眠ってから数時間も経っていないだろう時間でも世間的には普通に人が動いている時間だ。ただ俺にはまだ眠りが圧倒的に足りず、頭を上げることさえ億劫で。
「荷物届く予定とかある?」
「んー……あるかも。ないかも?」
「俺出てくるよ」
引きこもりの物書きよりは体力があるらしい作曲家は、そう言ってベッドから軽やかに下りると手早く着替えながら玄関へと向かった。
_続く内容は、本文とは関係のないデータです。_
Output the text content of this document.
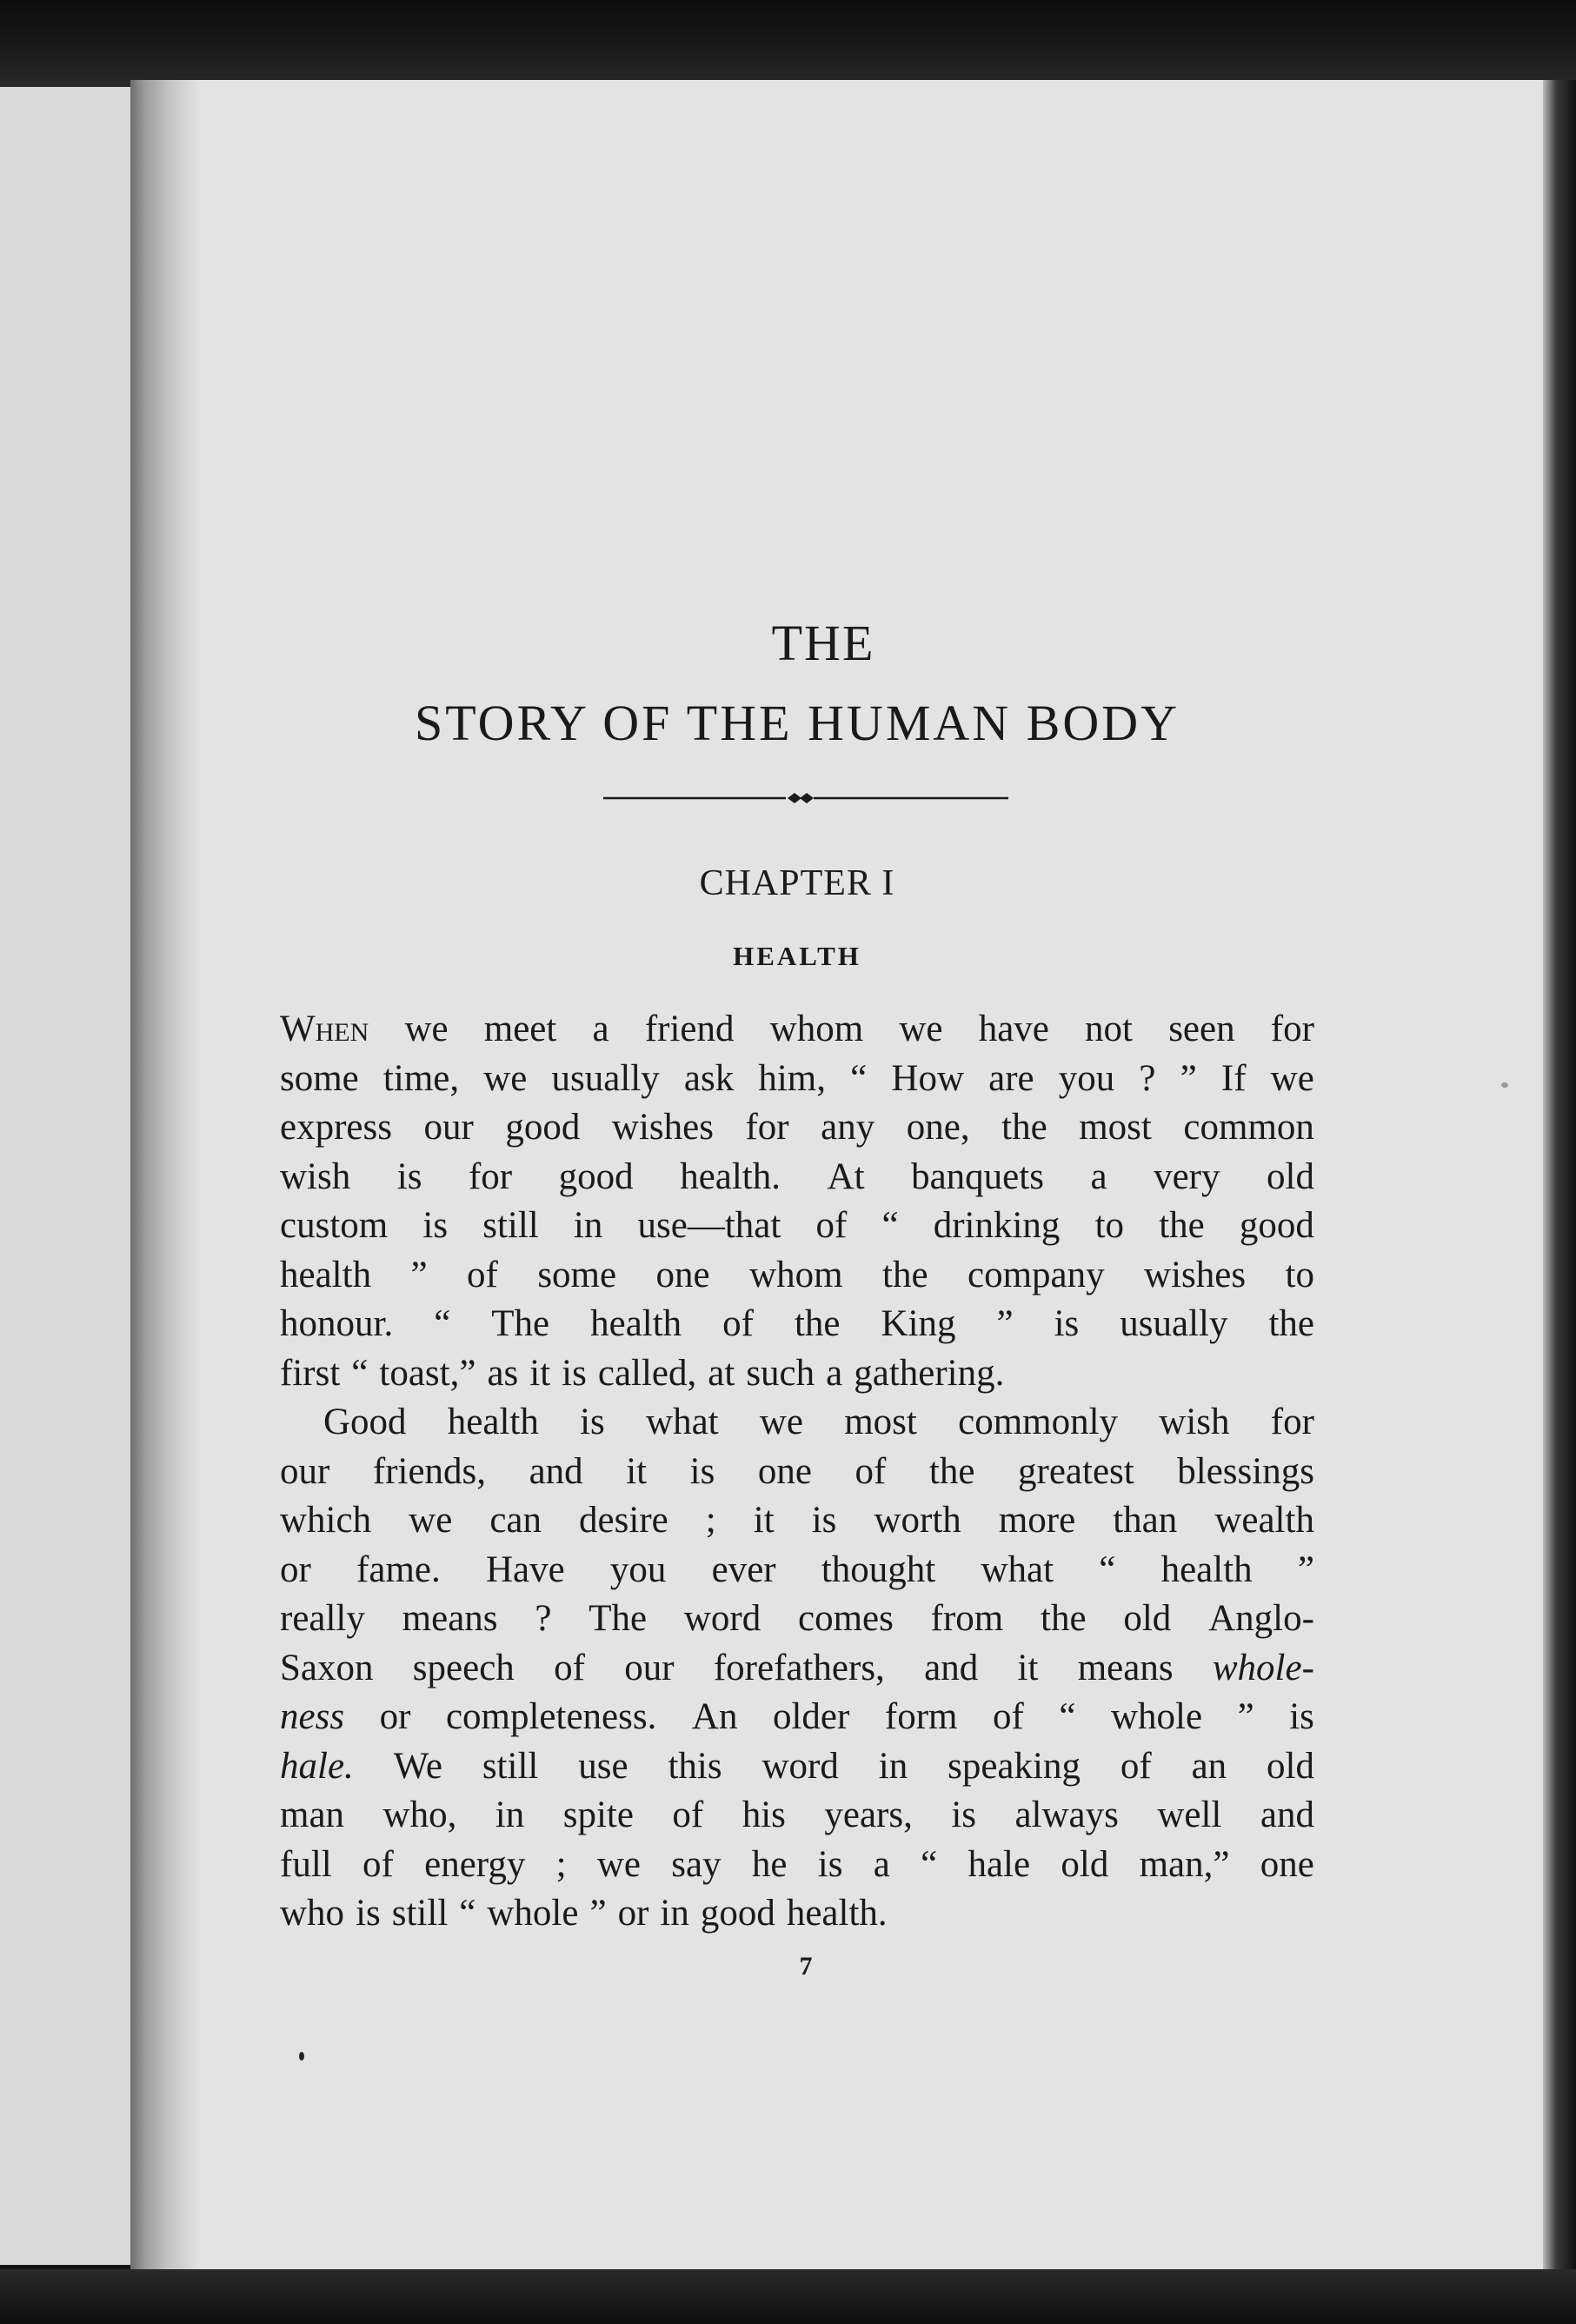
THE
STORY OF THE HUMAN BODY
CHAPTER I
HEALTH
When we meet a friend whom we have not seen for
some time, we usually ask him, “ How are you ? ” If we
express our good wishes for any one, the most common
wish is for good health. At banquets a very old
custom is still in use—that of “ drinking to the good
health ” of some one whom the company wishes to
honour. “ The health of the King ” is usually the
first “ toast,” as it is called, at such a gathering.
Good health is what we most commonly wish for
our friends, and it is one of the greatest blessings
which we can desire ; it is worth more than wealth
or fame. Have you ever thought what “ health ”
really means ? The word comes from the old Anglo-
Saxon speech of our forefathers, and it means whole-
ness or completeness. An older form of “ whole ” is
hale. We still use this word in speaking of an old
man who, in spite of his years, is always well and
full of energy ; we say he is a “ hale old man,” one
who is still “ whole ” or in good health.
7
俺がヒートの時に寝室にこもっている間なにかと世話をしてくれているから、俺宛ての荷物の受け取りも慣れている。だから任せてしまおうと二度寝を決め込もうとしたと同時にドアが開く音がした。
「はいはーい。って」
「「あれ?」」
安曇さんの声と誰かの声が見事にハモる。困惑がわかりやすく表された一言。いきなりドアを開けられて驚きでもしたのだろうかと眠りに入ろうとする頭でなんとなく思い。
「ここって雨谷翠の家じゃ……?」
「そうですけど」
「じゃあ翠出してもらえます?」
次の瞬間水をかけられたように目が覚めた。
俺を「翠」と呼ぶその声。
記憶よりも幾分低まってはいたけれど、それでも間違えようのないその響きに、俺は下着にシャツだけかぶって玄関へと飛び出した。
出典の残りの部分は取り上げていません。